Check out the size of the Department of Homeland Security. Check out the scope and power of many national immigration enforcement agencies! Check out the national "police" networks connecting all enforcement agencies by telephone and computers. Investigate the work of Dana Priest and William M. Arkin, Washington Post, July 19-21, after a two-year investigation: Almost an update of the Military-Industrial Complex, post 9/11. Try: WashingtonPost.com/topsecretamerica. NOW!
You lump Social Security and Medicare in with Homeland Security, call them Big (Bad) Government, and say that you hate them all.
This is just dumb fundementalist libertarianism.
Homeland Security is a gigantic boondaggle that enriches a small elite and oppresses the rest of US.
Social Security and Medicare have kept hundreds of miliions of widows, orphans and elders from the jaws of poverty for the past seventy odd years.
See the difference?
Most conservatives cannot see beyond their own pocket books.
Thank you. Can radicals see beyond other peoples pocketbooks?
Big government is good when it sticks to railroads, postal service, health systems, and defense of the country (as voted on by congress). It is not good when it is corrupt, manipulated by corporations, and gets into the spy and war business. It is not good when it turns into a police state. If it did it's job, we would have a decent public transit system (both interstate and in our cities), a post office that actually worked, jobs for all those who wanted one building alternative energy sources and transit systems, a single payer health care system, etc. Where is Roosevelt when you need him! Where is the strong socialist party that we need to give us an equitable government?
I wonder how many coupons Sheriff Joe Arpaio has cut out and sent in hoping to win an Active Denial System directed-energy weapon for his personal use?
I wonder how long its going to be before some here and across the country realize this is about more than immigration. As important as it is to reestablish our sovereignty, to stop the abuse of our workers and stop the abuse of our taxpayers, etc., its almost as important to establish the limits of Federal power.
"We won't live in fear"
What a bunch of bat guano from a bunch of self indulgent dilettantes.
Arizona's new Immigration Law seems to be tearing families apart. One of the main objections to SB1070 is that it will separate children from their parents, it will make it illegal for family members not to report on their sons or daughters or parents, it will make it illegal to help those in your community if they are 'illegal'. What ever happened to the family values these neo-conservatives keep shouting about? I guess only Mericuns are entitled to have family values. Let's see, now where did I put those values?
"tearing families apart"
Nowhere in that law does it say or do anything of the kind. Thats another cheap labor talking point they have been using for years.

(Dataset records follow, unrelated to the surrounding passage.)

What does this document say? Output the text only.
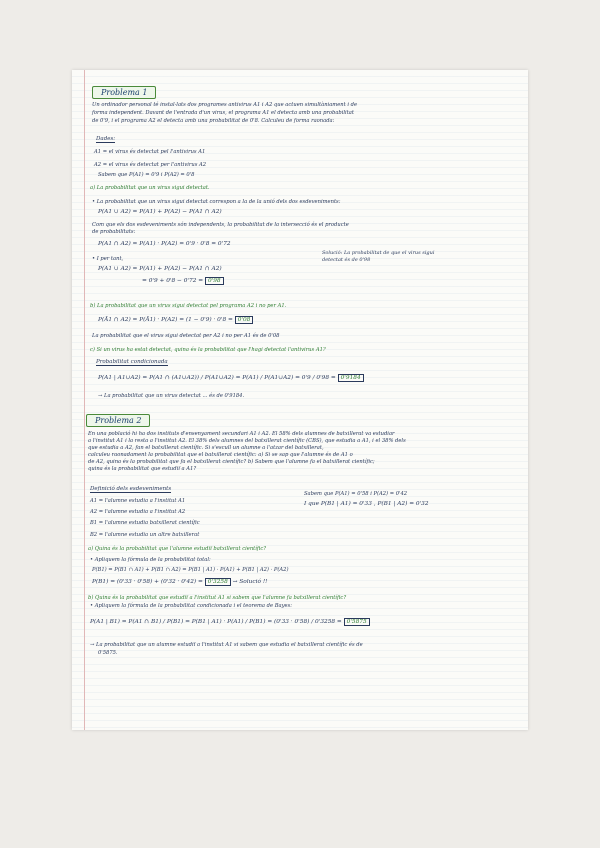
Problema 1
Un ordinador personal té instal·lats dos programes antivirus A1 i A2 que actuen simultàniament i de
forma independent. Davant de l'entrada d'un virus, el programa A1 el detecta amb una probabilitat
de 0'9, i el programa A2 el detecta amb una probabilitat de 0'8. Calculeu de forma raonada:
Dades:
A1 = el virus és detectat pel l'antivirus A1
A2 = el virus és detectat per l'antivirus A2
Sabem que P(A1) = 0'9 i P(A2) = 0'8
a) La probabilitat que un virus sigui detectat.
• La probabilitat que un virus sigui detectat correspon a la de la unió dels dos esdeveniments:
P(A1 ∪ A2) = P(A1) + P(A2) − P(A1 ∩ A2)
Com que els dos esdeveniments són independents, la probabilitat de la intersecció és el producte
de probabilitats:
P(A1 ∩ A2) = P(A1) · P(A2) = 0'9 · 0'8 = 0'72
• I per tant,
P(A1 ∪ A2) = P(A1) + P(A2) − P(A1 ∩ A2)
= 0'9 + 0'8 − 0'72 = 0'98
Solució: La probabilitat de que el virus sigui detectat és de 0'98
b) La probabilitat que un virus sigui detectat pel programa A2 i no per A1.
P(Ā1 ∩ A2) = P(Ā1) · P(A2) = (1 − 0'9) · 0'8 = 0'08
La probabilitat que el virus sigui detectat per A2 i no per A1 és de 0'08
c) Si un virus ha estat detectat, quina és la probabilitat que l'hagi detectat l'antivirus A1?
Probabilitat condicionada
P(A1 | A1∪A2) = P(A1 ∩ (A1∪A2)) / P(A1∪A2) = P(A1) / P(A1∪A2) = 0'9 / 0'98 = 0'9184
→ La probabilitat que un virus detectat ... és de 0'9184.
Problema 2
En una població hi ha dos instituts d'ensenyament secundari A1 i A2. El 58% dels alumnes de batxillerat va estudiar
a l'institut A1 i la resta a l'institut A2. El 38% dels alumnes del batxillerat científic (CBS), que estudia a A1, i el 38% dels
que estudia a A2, fan el batxillerat científic. Si s'escull un alumne a l'atzar del batxillerat,
calculeu raonadament la probabilitat que el batxillerat científic: a) Si se sap que l'alumne és de A1 o
de A2, quina és la probabilitat que fa el batxillerat científic? b) Sabem que l'alumne fa el batxillerat científic;
quina és la probabilitat que estudiï a A1?
Definició dels esdeveniments
A1 = l'alumne estudia a l'institut A1
A2 = l'alumne estudia a l'institut A2
B1 = l'alumne estudia batxillerat científic
B2 = l'alumne estudia un altre batxillerat
Sabem que P(A1) = 0'58 i P(A2) = 0'42
I que P(B1 | A1) = 0'33 , P(B1 | A2) = 0'32
a) Quina és la probabilitat que l'alumne estudiï batxillerat científic?
• Apliquem la fórmula de la probabilitat total:
P(B1) = P(B1 ∩ A1) + P(B1 ∩ A2) = P(B1 | A1) · P(A1) + P(B1 | A2) · P(A2)
P(B1) = (0'33 · 0'58) + (0'32 · 0'42) = 0'3258 → Solució !!
b) Quina és la probabilitat que estudiï a l'institut A1 si sabem que l'alumne fa batxillerat científic?
• Apliquem la fórmula de la probabilitat condicionada i el teorema de Bayes:
P(A1 | B1) = P(A1 ∩ B1) / P(B1) = P(B1 | A1) · P(A1) / P(B1) = (0'33 · 0'58) / 0'3258 = 0'5875
→ La probabilitat que un alumne estudiï a l'institut A1 si sabem que estudia el batxillerat científic és de
0'5875.
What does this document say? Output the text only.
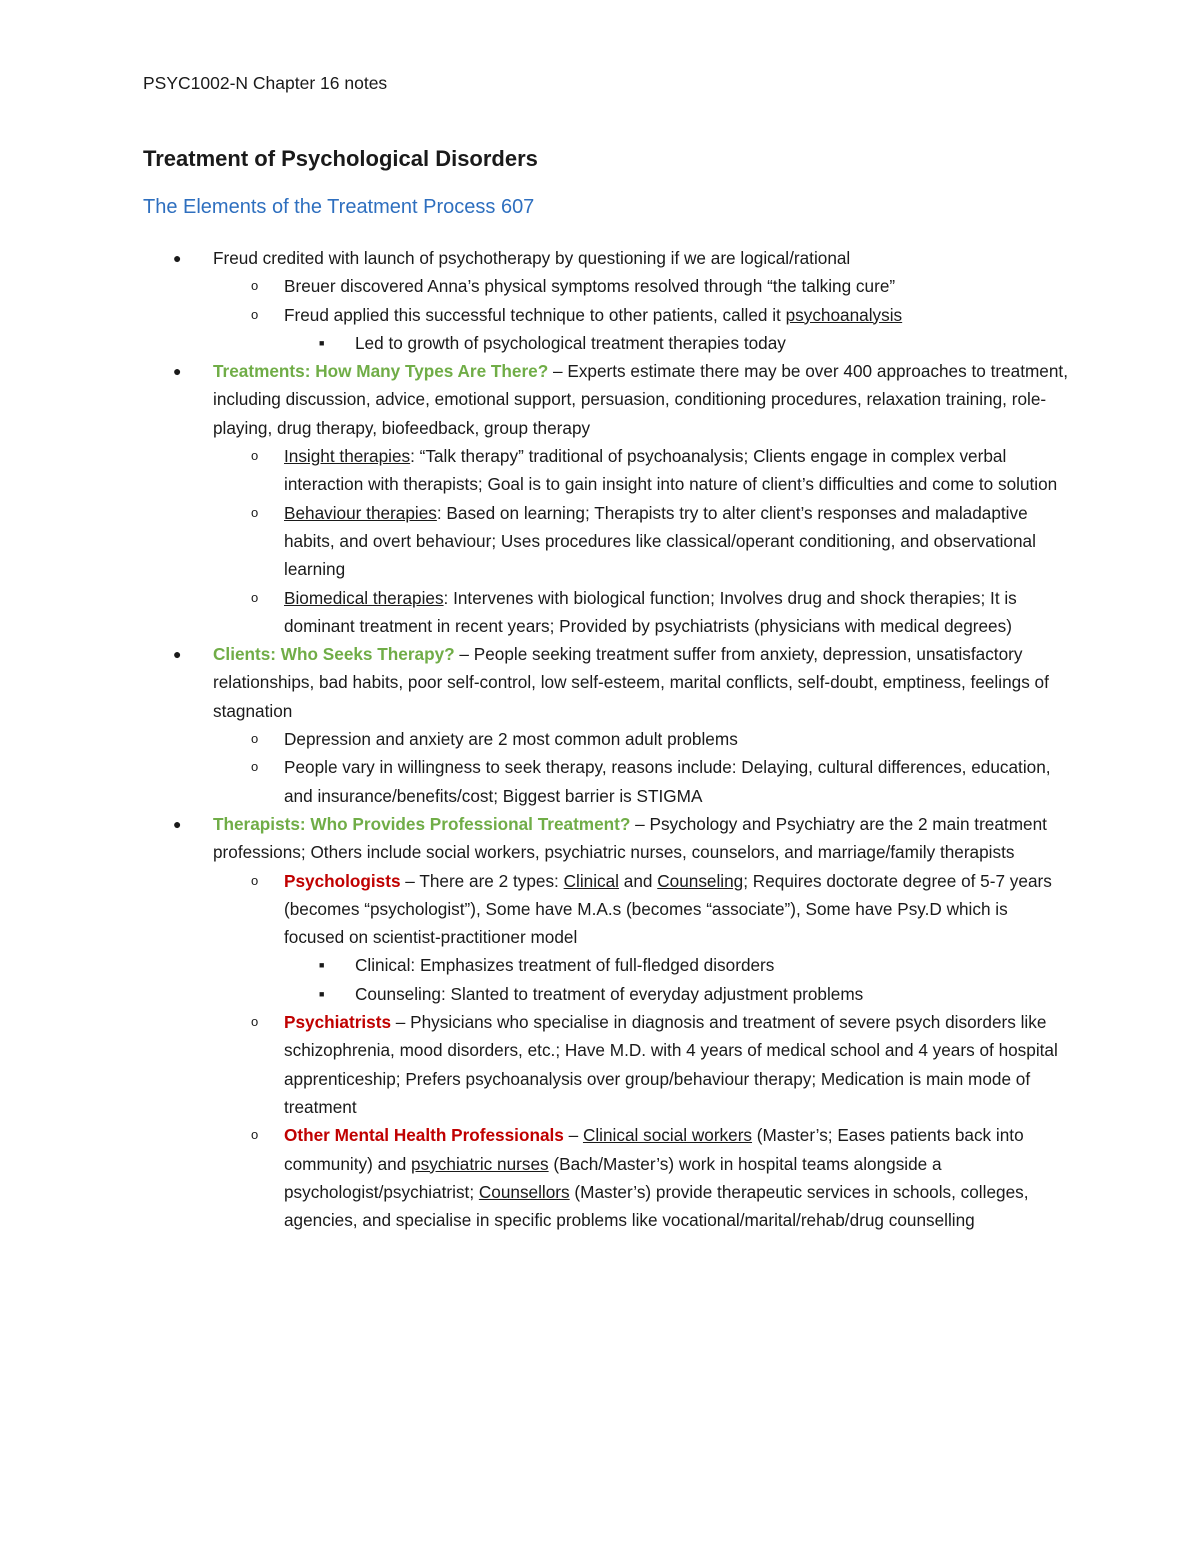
PSYC1002-N Chapter 16 notes
Treatment of Psychological Disorders
The Elements of the Treatment Process 607
● Freud credited with launch of psychotherapy by questioning if we are logical/rational
o Breuer discovered Anna’s physical symptoms resolved through “the talking cure”
o Freud applied this successful technique to other patients, called it psychoanalysis
■ Led to growth of psychological treatment therapies today
● Treatments: How Many Types Are There? – Experts estimate there may be over 400 approaches to treatment, including discussion, advice, emotional support, persuasion, conditioning procedures, relaxation training, role-playing, drug therapy, biofeedback, group therapy
o Insight therapies: “Talk therapy” traditional of psychoanalysis; Clients engage in complex verbal interaction with therapists; Goal is to gain insight into nature of client’s difficulties and come to solution
o Behaviour therapies: Based on learning; Therapists try to alter client’s responses and maladaptive habits, and overt behaviour; Uses procedures like classical/operant conditioning, and observational learning
o Biomedical therapies: Intervenes with biological function; Involves drug and shock therapies; It is dominant treatment in recent years; Provided by psychiatrists (physicians with medical degrees)
● Clients: Who Seeks Therapy? – People seeking treatment suffer from anxiety, depression, unsatisfactory relationships, bad habits, poor self-control, low self-esteem, marital conflicts, self-doubt, emptiness, feelings of stagnation
o Depression and anxiety are 2 most common adult problems
o People vary in willingness to seek therapy, reasons include: Delaying, cultural differences, education, and insurance/benefits/cost; Biggest barrier is STIGMA
● Therapists: Who Provides Professional Treatment? – Psychology and Psychiatry are the 2 main treatment professions; Others include social workers, psychiatric nurses, counselors, and marriage/family therapists
o Psychologists – There are 2 types: Clinical and Counseling; Requires doctorate degree of 5-7 years (becomes “psychologist”), Some have M.A.s (becomes “associate”), Some have Psy.D which is focused on scientist-practitioner model
■ Clinical: Emphasizes treatment of full-fledged disorders
■ Counseling: Slanted to treatment of everyday adjustment problems
o Psychiatrists – Physicians who specialise in diagnosis and treatment of severe psych disorders like schizophrenia, mood disorders, etc.; Have M.D. with 4 years of medical school and 4 years of hospital apprenticeship; Prefers psychoanalysis over group/behaviour therapy; Medication is main mode of treatment
o Other Mental Health Professionals – Clinical social workers (Master’s; Eases patients back into community) and psychiatric nurses (Bach/Master’s) work in hospital teams alongside a psychologist/psychiatrist; Counsellors (Master’s) provide therapeutic services in schools, colleges, agencies, and specialise in specific problems like vocational/marital/rehab/drug counselling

There is no requirement for anyone, let alone family members to report anyone.
Nor is there anything in it that makes it illegal to "help" someone if they are illegal. Unless you are employing them.
Someone is leading you down the garden path.
Where do you find these things?
You can't answer the questions either I see.
Time to stop the lies and misinformation. If things weren't posted that were patently untrue there would be no need to comment.
mightymite,
Many families are mixed with some legal and some undocumented. Given that fact, this is one of the parts of the law that raises concern.
http://www.azleg.gov/legtext/49leg/2r/bills/sb1070s.pdf
3. "Smuggling of human beings" means the transportation, procurement
37 of transportation or use of property or real property by a person or an
38 entity that knows or has reason to know that the person or persons
39 transported or to be transported are not United States citizens, permanent
40 resident aliens or persons otherwise lawfully in this state or have attempted
41 to enter, entered or remained in the United States in violation of law.
I'm from AZ, where are you from? Why are you so condescending in your posts?
"Cowered in the corner"? How about showed deference to the rule of law?